Which brings me to the subject of OCs (again). My favorite was Black Betty from The Witch Is Dead, but I'm going to talk about Darren Leigh from Row Charon Row, because Darren was challenging in an interesting way. Maria Petrovna, the wax witch, was a step up to a new level, where I discovered how to write enjoyable characters. Darren Leigh was the level above that, because he was the first full-blown tragic character I've written in a fic, and that was HARD.

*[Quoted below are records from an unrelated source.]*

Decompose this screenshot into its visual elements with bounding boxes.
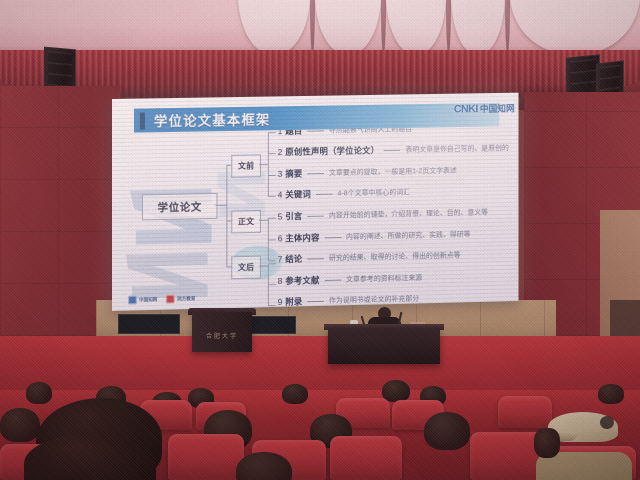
mindmap-group-back-matter: 文后 xyxy=(231,256,261,280)
wall-corner-dark xyxy=(610,300,640,340)
seat xyxy=(330,436,402,480)
cnki-chinese-name: 中国知网 xyxy=(480,102,515,115)
tongfang-footer-label: 同方教育 xyxy=(177,296,195,302)
item-title: 结论 xyxy=(285,253,302,265)
item-connector xyxy=(324,279,341,280)
audience-head xyxy=(0,408,40,442)
presentation-slide: 学位论文基本框架 CNKI 中国知网 学位论文 xyxy=(112,93,519,311)
item-title: 关键词 xyxy=(285,188,311,200)
cnki-logo-icon xyxy=(128,295,137,304)
item-description: 表明文章是你自己写的、是原创的 xyxy=(405,143,508,155)
mindmap-group-front-matter: 文前 xyxy=(231,154,261,177)
item-description: 内容开始前的铺垫，介绍背景、理论、目的、意义等 xyxy=(329,207,488,220)
group-label-back: 文后 xyxy=(238,262,254,273)
item-number: 4 xyxy=(278,190,283,200)
audience-head xyxy=(26,382,52,404)
mindmap-item: 4 关键词 4-8个文章中核心的词汇 xyxy=(278,186,410,201)
item-description: 内容的阐述、所做的研究、实践、得研等 xyxy=(346,229,471,242)
item-title: 主体内容 xyxy=(285,232,319,245)
stage-floor xyxy=(0,336,640,398)
slide-title: 学位论文基本框架 xyxy=(154,108,271,130)
cnki-footer-label: 中国知网 xyxy=(139,297,157,303)
audience-head xyxy=(598,384,624,404)
group-label-body: 正文 xyxy=(238,216,254,227)
cap-badge-icon xyxy=(600,416,614,429)
item-number: 7 xyxy=(278,254,283,264)
item-connector xyxy=(384,149,401,150)
item-title: 原创性声明（学位论文） xyxy=(285,144,379,158)
item-connector xyxy=(307,258,324,259)
item-description: 文章参考的资料标注来源 xyxy=(346,273,422,285)
mindmap-root-label: 学位论文 xyxy=(158,199,202,215)
seat xyxy=(498,396,552,428)
mindmap-group-body: 正文 xyxy=(231,210,261,233)
item-number: 3 xyxy=(278,169,283,179)
cnki-wordmark: CNKI xyxy=(454,103,478,115)
podium-label: 合肥大学 xyxy=(192,331,252,340)
item-description: 4-8个文章中核心的词汇 xyxy=(337,187,410,198)
audience-head xyxy=(282,384,308,404)
item-number: 6 xyxy=(278,233,283,243)
mindmap-item: 2 原创性声明（学位论文） 表明文章是你自己写的、是原创的 xyxy=(278,142,509,158)
item-title: 附录 xyxy=(285,295,302,307)
item-connector xyxy=(316,193,333,194)
mindmap-root-node: 学位论文 xyxy=(142,193,218,220)
audience-head xyxy=(424,412,470,450)
item-title: 摘要 xyxy=(285,167,302,179)
slide-mindmap: 学位论文 文前 正文 文后 xyxy=(112,126,519,303)
item-number: 5 xyxy=(278,212,283,222)
item-number: 2 xyxy=(278,147,283,157)
audience-head xyxy=(534,428,560,458)
cnki-logo: CNKI 中国知网 xyxy=(454,102,515,116)
cnki-footer-logo: 中国知网 xyxy=(128,295,157,305)
item-description: 研究的结果、取得的讨论、得出的创新点等 xyxy=(329,250,461,263)
group-label-front: 文前 xyxy=(238,160,254,171)
mindmap-item: 3 摘要 文章要点的提取，一般是用1-2页文字表述 xyxy=(278,165,457,180)
tongfang-footer-logo: 同方教育 xyxy=(166,294,195,304)
item-connector xyxy=(324,237,341,238)
item-connector xyxy=(307,130,324,131)
title-accent-bar xyxy=(140,112,145,129)
mindmap-item: 6 主体内容 内容的阐述、所做的研究、实践、得研等 xyxy=(278,228,471,244)
photo-frame: 学位论文基本框架 CNKI 中国知网 学位论文 xyxy=(0,0,640,480)
tongfang-logo-icon xyxy=(166,294,175,303)
wall-left xyxy=(0,86,120,336)
podium: 合肥大学 xyxy=(192,312,252,352)
seat xyxy=(470,432,544,480)
item-connector xyxy=(307,215,324,216)
slide-footer-logos: 中国知网 同方教育 xyxy=(128,294,195,305)
projection-screen: 学位论文基本框架 CNKI 中国知网 学位论文 xyxy=(112,93,519,311)
audience-seating xyxy=(0,390,640,480)
item-connector xyxy=(307,300,324,301)
wall-monitor-left xyxy=(118,314,180,334)
item-number: 9 xyxy=(278,297,283,307)
seat xyxy=(168,434,244,480)
item-number: 8 xyxy=(278,276,283,286)
item-description: 文章要点的提取，一般是用1-2页文字表述 xyxy=(329,166,457,178)
item-title: 参考文献 xyxy=(285,274,319,287)
mindmap-item: 8 参考文献 文章参考的资料标注来源 xyxy=(278,272,423,287)
speaker-table xyxy=(328,328,440,364)
item-connector xyxy=(307,172,324,173)
mindmap-item: 5 引言 内容开始前的铺垫，介绍背景、理论、目的、意义等 xyxy=(278,206,488,222)
item-title: 引言 xyxy=(285,210,302,222)
mindmap-item: 7 结论 研究的结果、取得的讨论、得出的创新点等 xyxy=(278,249,461,265)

Dandy In the Underworld needed 10K of outsider POV to keep a secret, and the only reason it worked was because Ivan was a spoiled mobster baby douchebag. My favorite comment about him was "I hope he chokes on an olive from an overpriced martini when he gets back to the Strip". Ivan is allowed to tell the whole story, because he's not going to give anyone the impression that this is an OC trying to pull too much focus to himself or compete for the hero's spotlight. Fic, after all, is about canon characters. We're all here to read about Sam and Dean. Look at that fic in the last BB season which had a fantastic OC that nevertheless ruined the story by focusing all of author's attention. Since Maria Petrovna, every OC I've written, including the scary ones, had a touch of humor to them: the tornado demon that gets trapped in a can of tuna, Bluebeard who reminds Sam of Ursula from The Little Mermaid, Black Betty and Clementine constantly squabbling and yanking out each others' hair. If they're comical in some small way, this is my proof that I'm not writing a Mary Sue, or maybe not Mary Sue but my own hero who really has no place in an SPN fic. And I'm not saying this as some complaint against fandom. OCs have a very specific place in an SPN fic, and like everybody else, I'm going to stop reading if the OC is well-written but doesn't stay in his/her place. I'm here for Sam and Dean Winchester.

Darren Leigh was a problem. There's absolutely nothing funny about a confused ghost of a WWII veteran with a broken skull. There goes my humor defense. But then he also sounds like a classic hero. I needed Darren and the rest of his ship to evoke sympathy and distract attention from what's in the fridge, but I also needed readers not to look at him and go, Oh, Tiger's too in love with her OC, fuck this. Darren is actually 32 when the destroyer blows up, which is historically correct but which I can't mention, because now I have a standard issue straight white male who is not funny, not fat or ugly, sympathetic and all heroic, AND he is about the same age as the Winchesters, and now clearly this is a subterfuge! I had to make goddamn sure that the character was constantly filtered through Dean's perception of him. This is why he's "Leigh" throughout the fic: because Dean feels the distance between them, in Leigh's rank and in Dean's own respect for veterans like his dad. This is why Dean only addresses him by the first name once, at the very end of the night, as a way of recognizing him as a person more than a gruesome ghost. This is why, when Dean looks at him, he sees the blood and injury first, or is constantly waiting for them to appear - for his eye to do something weird, for blood to run. Because Darren Leigh had to be the dead captain before he was anything else.

Darren was a pain in the ass to write, like some characters are more difficult than others, and it took a a long time, a gazillion emails, a questionable tattoo and one baby-eating girlfriend to get him right. But as far as "Row Charon Row" goes, it was an interesting writing experiment to create a tragic character and NOT overdo it - don't turn him into a tear-jerker device, don't let him be so boring that readers start wondering about the contents of the fridge (theirs or Bluebeard's), don't create the impression that you're dragging your own darling baby into the spotlight. Of course he's my darling baby, just like Black Betty and Ivan and everyone else! But I never realized before how damn careful you have to be with tragic heroes in SPN fic.